It is so tiring to reply to the hordes of ignorant trolls.
I wrote upthread that one could buy and sell the coins on an exchange. They would then hold the historic private keys to attack with. This would only cost them the average spread between buy and sell prices, so they don't actually have to buy 50%.
Even monsterer doesn't claim that collecting historic priv keys is a viable attack vector. It was explained why it isn't. He claims that it's easy to collect enough priv keys for this attack in a short timeframe.
There is no way to objectively distinguish a historic key that is respent from a historic transaction that had spent that historic key. This is a double-spend with two chains arguing about which was first.
The only way to distinguish which was first is either a decentralized objectivity which is the PoW longest-chain-rule, or for PoS a centralized objectivity such as community/developer checkpoints.
Please stop wasting my time with nonsense replies.
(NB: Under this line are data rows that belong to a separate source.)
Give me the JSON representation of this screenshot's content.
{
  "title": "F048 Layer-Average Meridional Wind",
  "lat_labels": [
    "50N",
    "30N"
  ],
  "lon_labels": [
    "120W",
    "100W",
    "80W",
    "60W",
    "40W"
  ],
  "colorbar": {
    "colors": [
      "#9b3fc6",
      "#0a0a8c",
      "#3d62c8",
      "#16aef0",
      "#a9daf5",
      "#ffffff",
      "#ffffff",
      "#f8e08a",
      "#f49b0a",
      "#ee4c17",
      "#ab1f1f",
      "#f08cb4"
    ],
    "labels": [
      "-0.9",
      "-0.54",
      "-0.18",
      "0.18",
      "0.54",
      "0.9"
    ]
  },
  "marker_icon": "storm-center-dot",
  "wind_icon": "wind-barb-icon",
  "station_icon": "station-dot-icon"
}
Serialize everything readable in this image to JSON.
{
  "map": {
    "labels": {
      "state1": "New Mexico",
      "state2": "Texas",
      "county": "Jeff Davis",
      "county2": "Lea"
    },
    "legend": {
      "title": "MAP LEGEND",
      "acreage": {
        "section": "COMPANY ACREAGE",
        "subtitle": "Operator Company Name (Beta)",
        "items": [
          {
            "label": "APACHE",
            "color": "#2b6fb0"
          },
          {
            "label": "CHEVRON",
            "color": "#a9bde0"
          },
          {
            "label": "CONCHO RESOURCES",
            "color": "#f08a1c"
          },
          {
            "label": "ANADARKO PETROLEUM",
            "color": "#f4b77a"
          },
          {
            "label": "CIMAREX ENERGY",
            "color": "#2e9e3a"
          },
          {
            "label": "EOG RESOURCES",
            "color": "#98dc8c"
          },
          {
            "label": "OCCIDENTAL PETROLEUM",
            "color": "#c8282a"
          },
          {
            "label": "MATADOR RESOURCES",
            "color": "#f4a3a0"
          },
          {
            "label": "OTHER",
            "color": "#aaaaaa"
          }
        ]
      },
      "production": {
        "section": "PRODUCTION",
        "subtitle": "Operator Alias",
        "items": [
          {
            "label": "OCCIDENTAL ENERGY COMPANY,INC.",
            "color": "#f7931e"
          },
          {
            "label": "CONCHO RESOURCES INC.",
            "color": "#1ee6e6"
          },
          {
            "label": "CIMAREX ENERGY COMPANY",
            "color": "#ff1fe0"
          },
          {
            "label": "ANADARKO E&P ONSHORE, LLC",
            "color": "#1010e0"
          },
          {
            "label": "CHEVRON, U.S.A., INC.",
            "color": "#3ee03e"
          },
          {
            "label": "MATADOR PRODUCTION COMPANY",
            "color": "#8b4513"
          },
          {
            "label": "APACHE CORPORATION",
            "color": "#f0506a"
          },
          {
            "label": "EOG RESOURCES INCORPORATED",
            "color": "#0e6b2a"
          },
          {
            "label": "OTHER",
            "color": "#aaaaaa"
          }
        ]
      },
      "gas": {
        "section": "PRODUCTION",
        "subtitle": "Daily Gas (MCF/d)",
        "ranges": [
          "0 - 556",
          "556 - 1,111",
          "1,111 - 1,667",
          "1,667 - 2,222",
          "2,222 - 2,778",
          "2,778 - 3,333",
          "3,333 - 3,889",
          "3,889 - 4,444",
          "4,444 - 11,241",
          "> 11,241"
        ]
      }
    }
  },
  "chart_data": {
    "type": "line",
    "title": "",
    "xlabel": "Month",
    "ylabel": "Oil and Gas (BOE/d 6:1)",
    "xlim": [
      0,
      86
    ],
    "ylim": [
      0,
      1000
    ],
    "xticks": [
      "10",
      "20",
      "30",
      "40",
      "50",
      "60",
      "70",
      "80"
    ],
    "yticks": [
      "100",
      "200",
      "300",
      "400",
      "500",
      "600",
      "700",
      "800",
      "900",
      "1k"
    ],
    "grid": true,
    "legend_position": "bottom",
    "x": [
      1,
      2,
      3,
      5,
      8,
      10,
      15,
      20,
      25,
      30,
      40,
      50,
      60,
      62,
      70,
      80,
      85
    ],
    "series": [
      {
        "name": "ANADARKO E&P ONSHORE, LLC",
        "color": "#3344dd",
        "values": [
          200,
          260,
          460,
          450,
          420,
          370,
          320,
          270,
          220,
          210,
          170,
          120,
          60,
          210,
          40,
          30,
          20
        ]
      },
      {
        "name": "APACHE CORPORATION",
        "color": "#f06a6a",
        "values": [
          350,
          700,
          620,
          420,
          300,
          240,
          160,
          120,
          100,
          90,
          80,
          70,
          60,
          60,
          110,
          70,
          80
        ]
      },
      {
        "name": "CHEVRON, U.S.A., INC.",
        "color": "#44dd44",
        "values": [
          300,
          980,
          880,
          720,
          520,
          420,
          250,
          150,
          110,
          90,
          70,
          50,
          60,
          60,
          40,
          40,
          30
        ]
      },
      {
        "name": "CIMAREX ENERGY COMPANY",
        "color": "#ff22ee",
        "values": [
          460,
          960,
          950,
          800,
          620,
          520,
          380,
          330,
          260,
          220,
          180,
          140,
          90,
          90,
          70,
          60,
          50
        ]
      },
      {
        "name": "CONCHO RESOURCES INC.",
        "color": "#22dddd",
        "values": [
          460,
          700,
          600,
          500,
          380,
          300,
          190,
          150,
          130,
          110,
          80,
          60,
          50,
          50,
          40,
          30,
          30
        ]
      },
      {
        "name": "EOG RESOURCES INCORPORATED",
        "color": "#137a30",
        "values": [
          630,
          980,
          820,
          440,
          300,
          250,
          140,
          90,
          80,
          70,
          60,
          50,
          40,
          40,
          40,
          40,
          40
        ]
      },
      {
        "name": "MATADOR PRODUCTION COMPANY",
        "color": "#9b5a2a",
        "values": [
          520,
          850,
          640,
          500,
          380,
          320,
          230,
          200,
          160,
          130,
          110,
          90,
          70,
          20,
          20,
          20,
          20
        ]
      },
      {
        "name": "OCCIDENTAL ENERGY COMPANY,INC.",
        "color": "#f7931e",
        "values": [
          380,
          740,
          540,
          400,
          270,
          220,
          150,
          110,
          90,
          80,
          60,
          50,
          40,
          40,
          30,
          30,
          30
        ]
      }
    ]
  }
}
The problem is not to acquire a historic key and make a doublespending transaction, the problem is to acquire enough historic keys to outweigh the honest stake. When you acquire the first key, you must start your fork before it was emptied. In the scenario you describe, your fork must start very far in the past, but that's not a problem. The problem is, you now have a transaction that must be censored on your fork (in your scenario it's the transaction that deposits the funds back to an exchange). Since this transaction (let's call it transaction A) is excluded from your fork, you must exclude all transactions that depend on it, i.e. a transaction B that spends that output, and all descendant transactions (that's all on your fork, the main fork continues to function as it supposed to). Now, when you make the second withdrawal from the exchange, it may happen, that you must exclude this withdrawal on your fork too, because it indirectly depends on the transaction A, so you fail to acquire new keys this time. If the second withdrawal doesn't depend on transaction A, than OK, you got the second key, but you must again censor depositing transaction on your fork, therefore your fork inevitably drifts away from the main fork and it becomes more and more difficult to find suitable keys. Given that for a successful attack you need a lot of stake/keys, the only plausible scenario is to acquire them all in a very short timeframe.
P.S. I don't know, whether my explanation is easy to understand, English isn't my native language. If it's not clear enough, maybe other people may help you (most people here seem to understand this issue with this kind of attack).